Pimenta was not as obsessed with “Game of Thrones” as some of his customers, he said, but he did get fans’ obsession with wolves, an animal he said he felt a special bond with.

“It’s one of the few animals with spiritualism,” he said. “I lived in Finland before and listening to the wolves at night, howling in the forest, is a beautiful feeling. It gives you this kind of magical touch to your soul,” he added.

Back at the Circle, the parlor’s five chairs were occupied, and a steady trickle of “Game of Thrones” fans emerged from the basement with their new, free, tattoos. (None were of wolves. They were mostly dragons.)

In the line outside, Johnny Hargis, 23, on vacation from the United States, where he worked at Disneyland, said he wanted to get the sigil, the royal symbol of Daenerys Targaryen, on his arm. In the show, Hargis explained, Daenerys Targaryen sets slaves free, and “wants to crush the oppressive system of the monarchy.”

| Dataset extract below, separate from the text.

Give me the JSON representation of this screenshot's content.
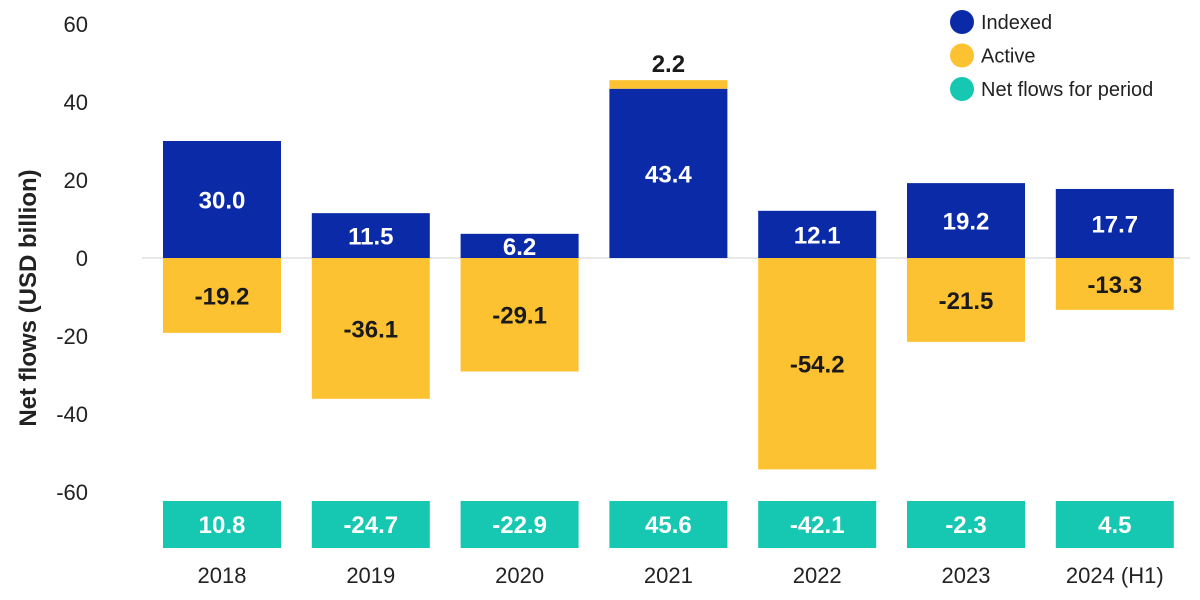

“That speaks to me a lot,” he said.

He added, however, that he was not against Britain’s queen. Daenerys Targaryen wasn’t “against monarchies, just oppression in general,” he said. “Fighting injustice is really inspiring.”

Ashleigh Quelch, 25, a maintenance engineer in the auto industry, came up from the basement with a new seven-pointed star on her wrist. She had chosen a subtle tattoo, she said, so it wasn’t obviously connected to the show. “I appreciate people having images of movies and bands and things, but it’s a bit obvious,” she said. “This is classy.”

Why did she think people were so obsessed with the series? “It’s just a massive soap opera — a soap opera with dragons,” she said, and viewers could identify with the characters. But it was also because it was simple escape.

“I read something interesting the other day,” Quelch said: “That we were born 100 years too late to explore the earth, and 100 years too early to explore space. We are in this boring middle bit. So we have ‘Game of Thrones’ instead.”